Yüzsüz kadın gördüm ama Sevilay bu konuda yeni bir derece sahibi, bir üst model. Ali de benimle aynı fikirde, Ali de dayanamıyor artık "Bak," diyor "bir bak kendine, ne görüyorsun? Bu kadar mı saygın yok kendine, bu kadar mı vazgeçtin benliğinden, böyle bir adam için üstelik." Ali bağırdıkça sinirleniyor Sevilay çünkü en çok doğrular acıtır canımızı, en çok doğru olduğunu bildiğimiz eleştiri incitir bizi. Sevilay inciniyor ama bunu çok farklı yoldan gösteriyor, "Eve gelme," diyor oğluna, Ali’nin de dediği gibi onu hayatta tek seven insana. Kimsen yok ki senin Sevilay, peşinden koştuğun adam başkasına aşık, Rana çıkarları doğrultusunda tutar seni yanında en fazla, İnci desen kendine faydası yok, bir tek Ali gözünün içine bakıp da seviyor seni, bir tek o yanında.

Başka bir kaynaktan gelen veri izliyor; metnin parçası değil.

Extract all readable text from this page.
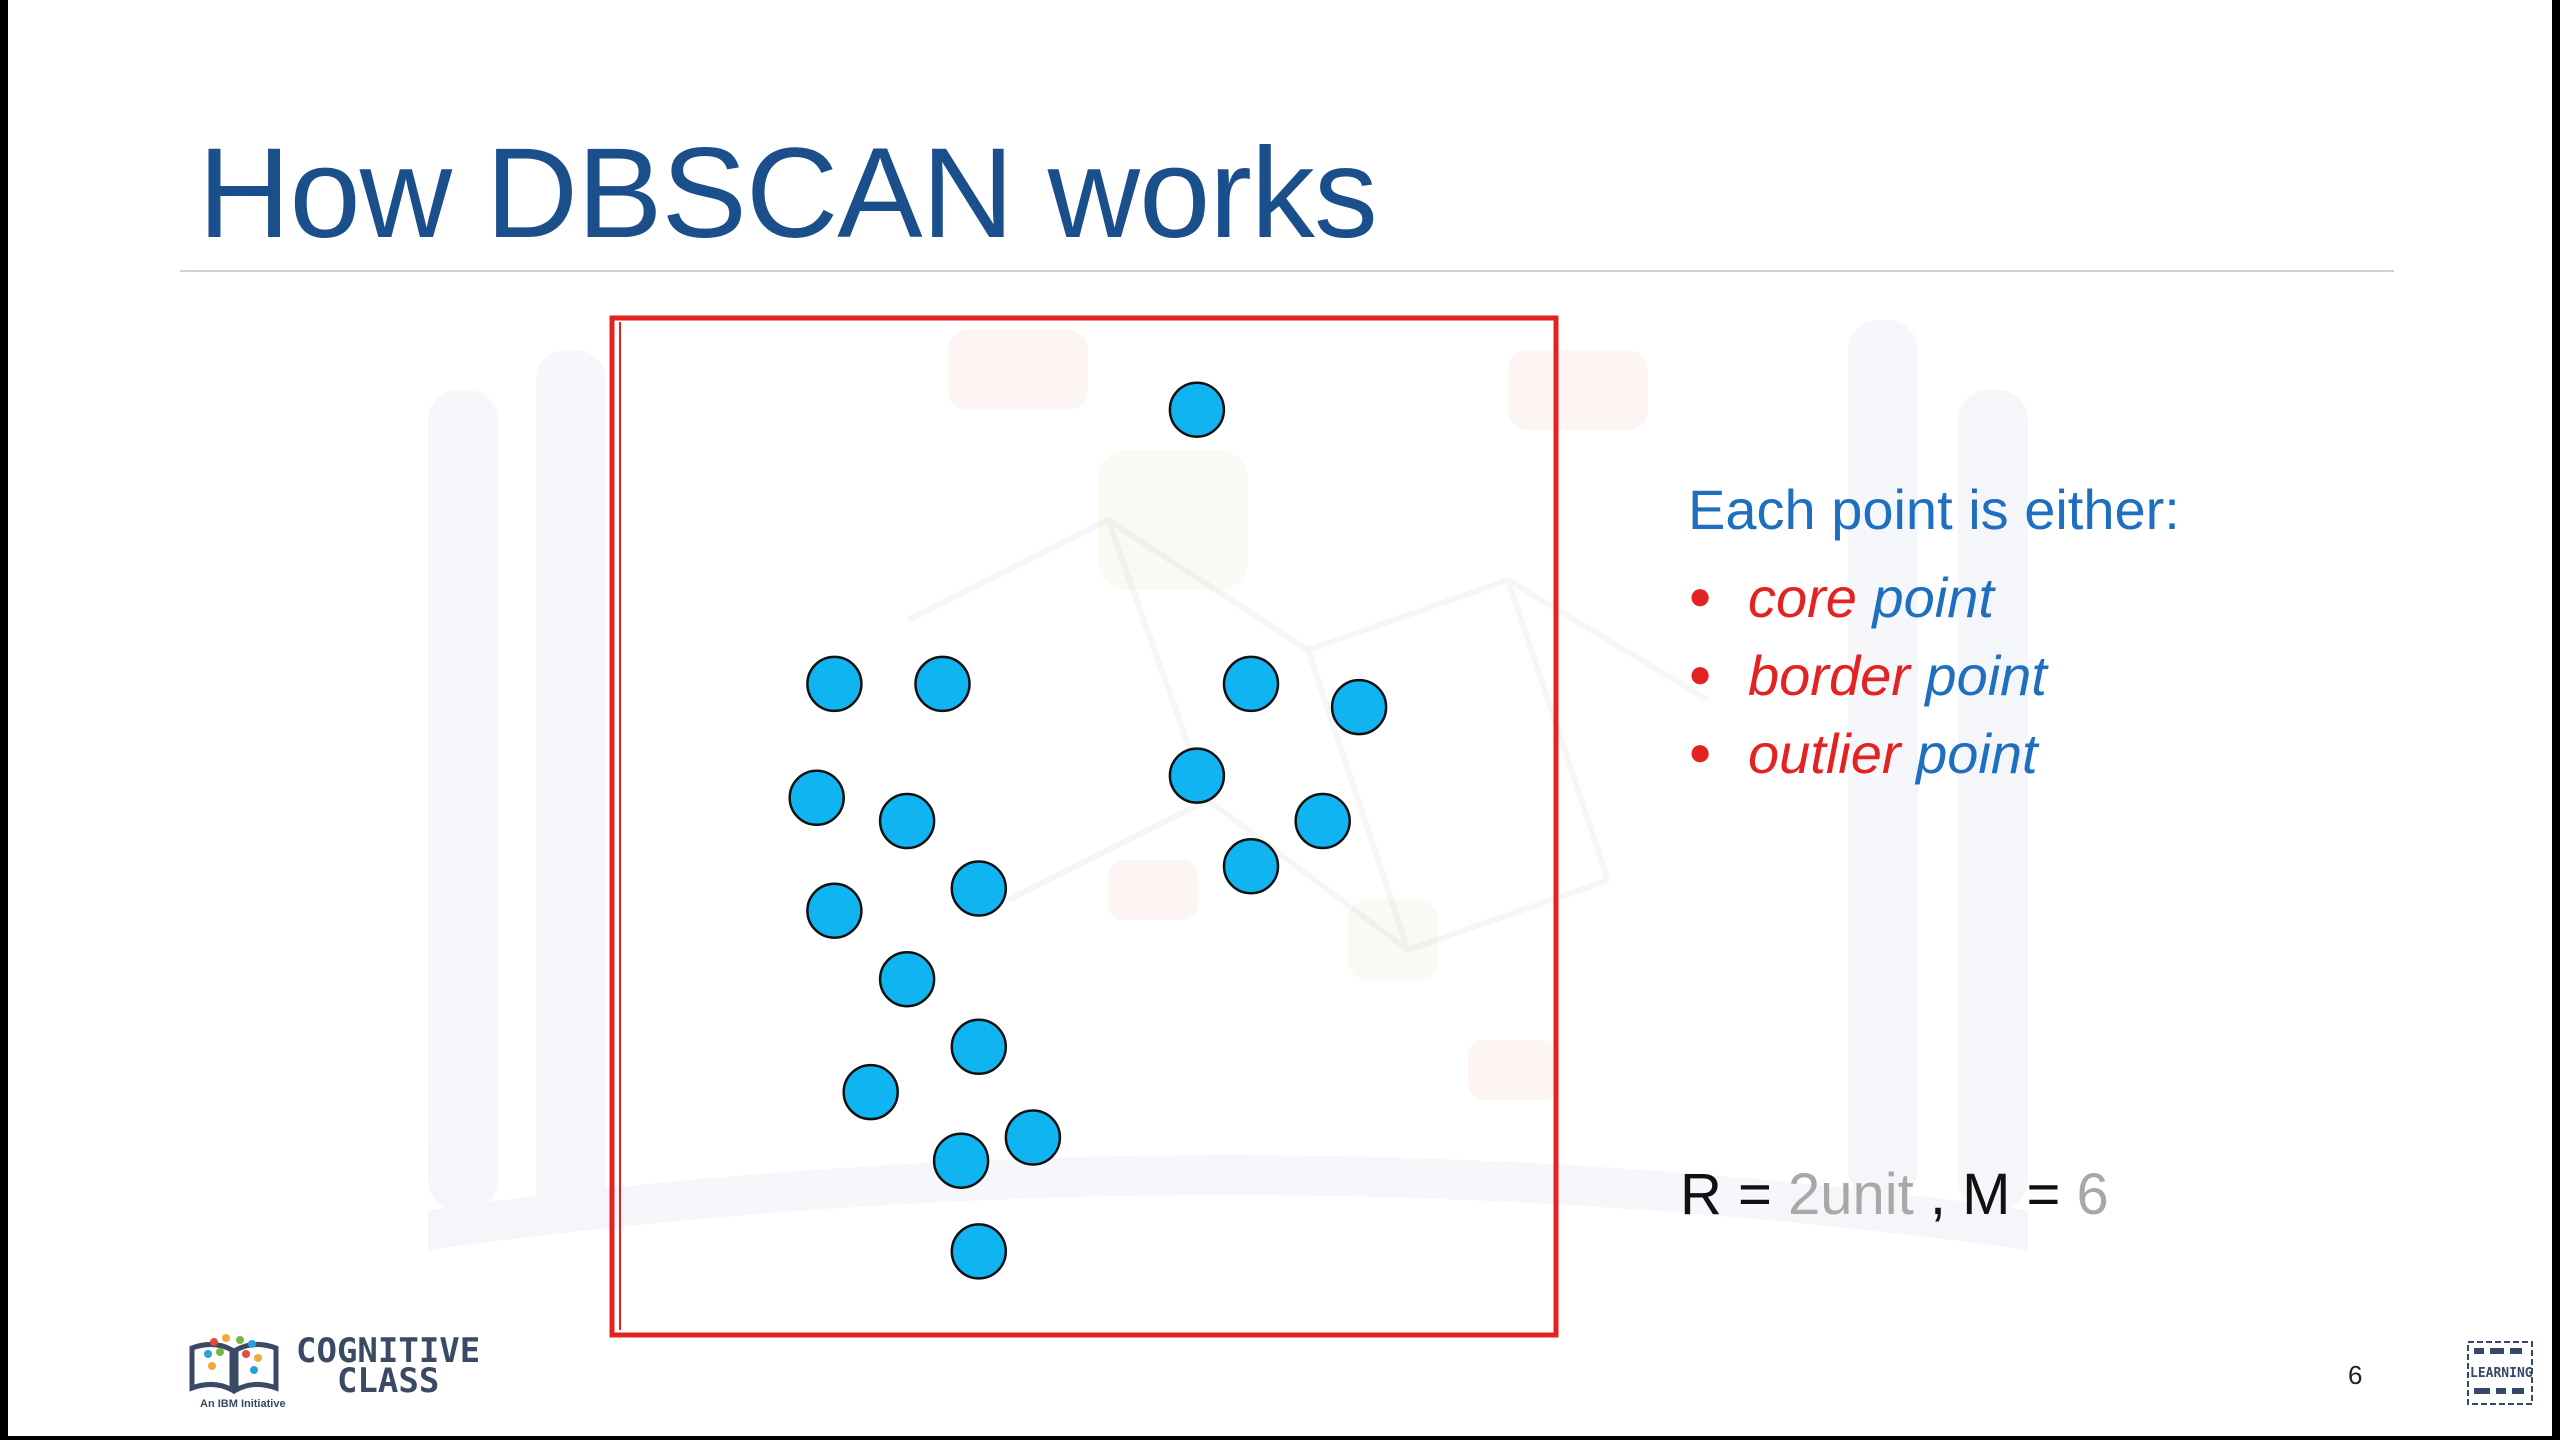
How DBSCAN works

Each point is either:

● core point
● border point
● outlier point
R = 2unit , M = 6
COGNITIVE
CLASS
An IBM Initiative
6	LEARNING
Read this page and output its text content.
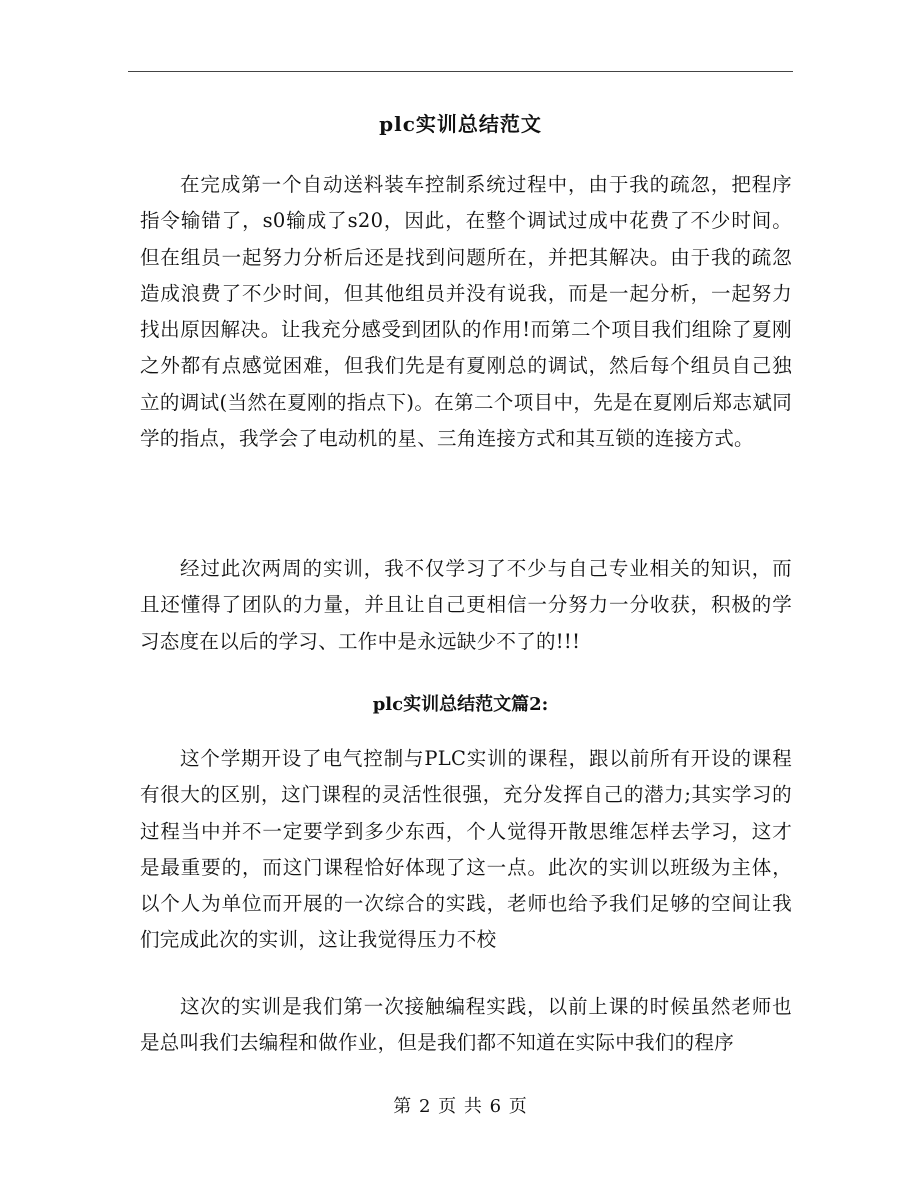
plc实训总结范文

在完成第一个自动送料装车控制系统过程中，由于我的疏忽，把程序指令输错了，s0输成了s20，因此，在整个调试过成中花费了不少时间。但在组员一起努力分析后还是找到问题所在，并把其解决。由于我的疏忽造成浪费了不少时间，但其他组员并没有说我，而是一起分析，一起努力找出原因解决。让我充分感受到团队的作用!而第二个项目我们组除了夏刚之外都有点感觉困难，但我们先是有夏刚总的调试，然后每个组员自己独立的调试(当然在夏刚的指点下)。在第二个项目中，先是在夏刚后郑志斌同学的指点，我学会了电动机的星、三角连接方式和其互锁的连接方式。

经过此次两周的实训，我不仅学习了不少与自己专业相关的知识，而且还懂得了团队的力量，并且让自己更相信一分努力一分收获，积极的学习态度在以后的学习、工作中是永远缺少不了的!!!

plc实训总结范文篇2:

这个学期开设了电气控制与PLC实训的课程，跟以前所有开设的课程有很大的区别，这门课程的灵活性很强，充分发挥自己的潜力;其实学习的过程当中并不一定要学到多少东西，个人觉得开散思维怎样去学习，这才是最重要的，而这门课程恰好体现了这一点。此次的实训以班级为主体，以个人为单位而开展的一次综合的实践，老师也给予我们足够的空间让我们完成此次的实训，这让我觉得压力不校

这次的实训是我们第一次接触编程实践，以前上课的时候虽然老师也是总叫我们去编程和做作业，但是我们都不知道在实际中我们的程序

第 2 页 共 6 页
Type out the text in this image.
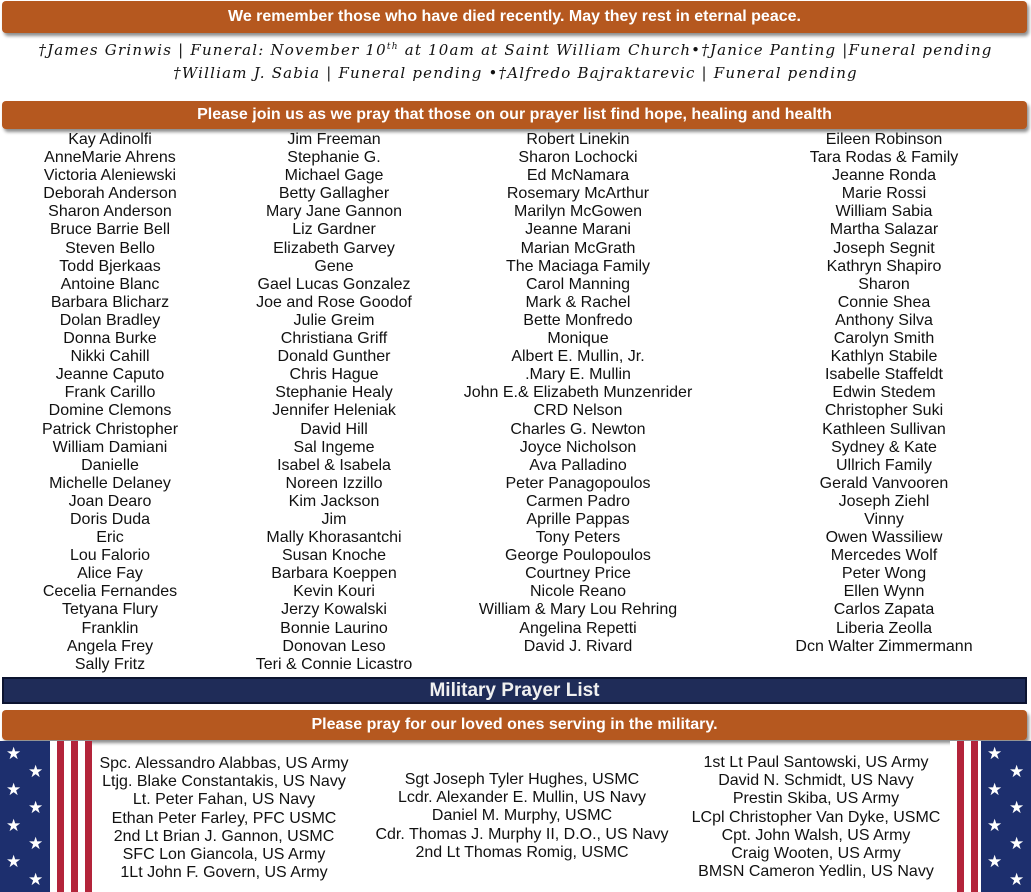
We remember those who have died recently. May they rest in eternal peace.
†James Grinwis | Funeral: November 10th at 10am at Saint William Church•†Janice Panting |Funeral pending
†William J. Sabia | Funeral pending •†Alfredo Bajraktarevic | Funeral pending
Please join us as we pray that those on our prayer list find hope, healing and health
Kay Adinolfi
AnneMarie Ahrens
Victoria Aleniewski
Deborah Anderson
Sharon Anderson
Bruce Barrie Bell
Steven Bello
Todd Bjerkaas
Antoine Blanc
Barbara Blicharz
Dolan Bradley
Donna Burke
Nikki Cahill
Jeanne Caputo
Frank Carillo
Domine Clemons
Patrick Christopher
William Damiani
Danielle
Michelle Delaney
Joan Dearo
Doris Duda
Eric
Lou Falorio
Alice Fay
Cecelia Fernandes
Tetyana Flury
Franklin
Angela Frey
Sally Fritz
Jim Freeman
Stephanie G.
Michael Gage
Betty Gallagher
Mary Jane Gannon
Liz Gardner
Elizabeth Garvey
Gene
Gael Lucas Gonzalez
Joe and Rose Goodof
Julie Greim
Christiana Griff
Donald Gunther
Chris Hague
Stephanie Healy
Jennifer Heleniak
David Hill
Sal Ingeme
Isabel & Isabela
Noreen Izzillo
Kim Jackson
Jim
Mally Khorasantchi
Susan Knoche
Barbara Koeppen
Kevin Kouri
Jerzy Kowalski
Bonnie Laurino
Donovan Leso
Teri & Connie Licastro
Robert Linekin
Sharon Lochocki
Ed McNamara
Rosemary McArthur
Marilyn McGowen
Jeanne Marani
Marian McGrath
The Maciaga Family
Carol Manning
Mark & Rachel
Bette Monfredo
Monique
Albert E. Mullin, Jr.
.Mary E. Mullin
John E.& Elizabeth Munzenrider
CRD Nelson
Charles G. Newton
Joyce Nicholson
Ava Palladino
Peter Panagopoulos
Carmen Padro
Aprille Pappas
Tony Peters
George Poulopoulos
Courtney Price
Nicole Reano
William & Mary Lou Rehring
Angelina Repetti
David J. Rivard
Eileen Robinson
Tara Rodas & Family
Jeanne Ronda
Marie Rossi
William Sabia
Martha Salazar
Joseph Segnit
Kathryn Shapiro
Sharon
Connie Shea
Anthony Silva
Carolyn Smith
Kathlyn Stabile
Isabelle Staffeldt
Edwin Stedem
Christopher Suki
Kathleen Sullivan
Sydney & Kate
Ullrich Family
Gerald Vanvooren
Joseph Ziehl
Vinny
Owen Wassiliew
Mercedes Wolf
Peter Wong
Ellen Wynn
Carlos Zapata
Liberia Zeolla
Dcn Walter Zimmermann
Military Prayer List
Please pray for our loved ones serving in the military.
★
★
★
★
★
★
★
★
★
★
★
★
★
★
★
★
Spc. Alessandro Alabbas, US Army
Ltjg. Blake Constantakis, US Navy
Lt. Peter Fahan, US Navy
Ethan Peter Farley, PFC USMC
2nd Lt Brian J. Gannon, USMC
SFC Lon Giancola, US Army
1Lt John F. Govern, US Army
Sgt Joseph Tyler Hughes, USMC
Lcdr. Alexander E. Mullin, US Navy
Daniel M. Murphy, USMC
Cdr. Thomas J. Murphy II, D.O., US Navy
2nd Lt Thomas Romig, USMC
1st Lt Paul Santowski, US Army
David N. Schmidt, US Navy
Prestin Skiba, US Army
LCpl Christopher Van Dyke, USMC
Cpt. John Walsh, US Army
Craig Wooten, US Army
BMSN Cameron Yedlin, US Navy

Ali savurdukça içinde birikenleri Selin daha dikkatli bakıyor, baktıkça daha kimsesiz bir çocuk görüyor, daha sorunlu, daha yardıma muhtaç. Selin baktıkça içinde bir yerler Ali diye sızlıyor.
Mert’in doğum günü için tüm hazırlıklar Emre’lerin evinde olduğundan herkesin orada olduğu bir anda Selin geliyor, geldiği gibi de ortamda gergin hava yayılıyor. Selin, Ali’nin son söylediklerinden sonra sarı çizgiyi daha da önemser oluyor ve geri duruyor, Emre aralarını biraz olsun düzeltmeye çalışıyor ama bu da ters tepiyor.
Ali’nin gerginliği öylesine somut ki, Didem bile anlıyor Selin’le ilgili bir şeyler olduğunu. Didem’in bir şeyi anlayabilme kapasitesinin ne kadar düşük olduğu düşünülürse bir çırpıda bir araya geldiklerinde yansıyan alevleri anlaması büyük başarı. Tabii bunda Ali ve Selin’in gözlerinin etkisi büyük, çoğu zaman birbirlerine görmek istedikleri son yüzmüş gibi bakıyorlar.
Tuğçe’nin planına ortaklık eden Didem, Ali’ye attığı tribi ültimatomla taçlandırıyor. "Ya Selin’i partiye getirir oyunumuza ortak olursun," diyor, "ya da ben yokum." İstiyoruz ki Ali burada, "Tatlım –Tuğçe tonlaması ile- sen zaten yoksun," desin ama bizim mavisi deli kabul ediyor.
En son Selin’e oyun yaptıklarında kızı havuza attıklarından şimdi de en fazla üstüne içki dökerler sanıyor belli ki ama atladığı bir şey var, kıskanç bir kadın on kaplan gücündedir. Tabii buradaki on kaplan gücündeki kadın Tuğçe; Didem’den en fazla kedi olur.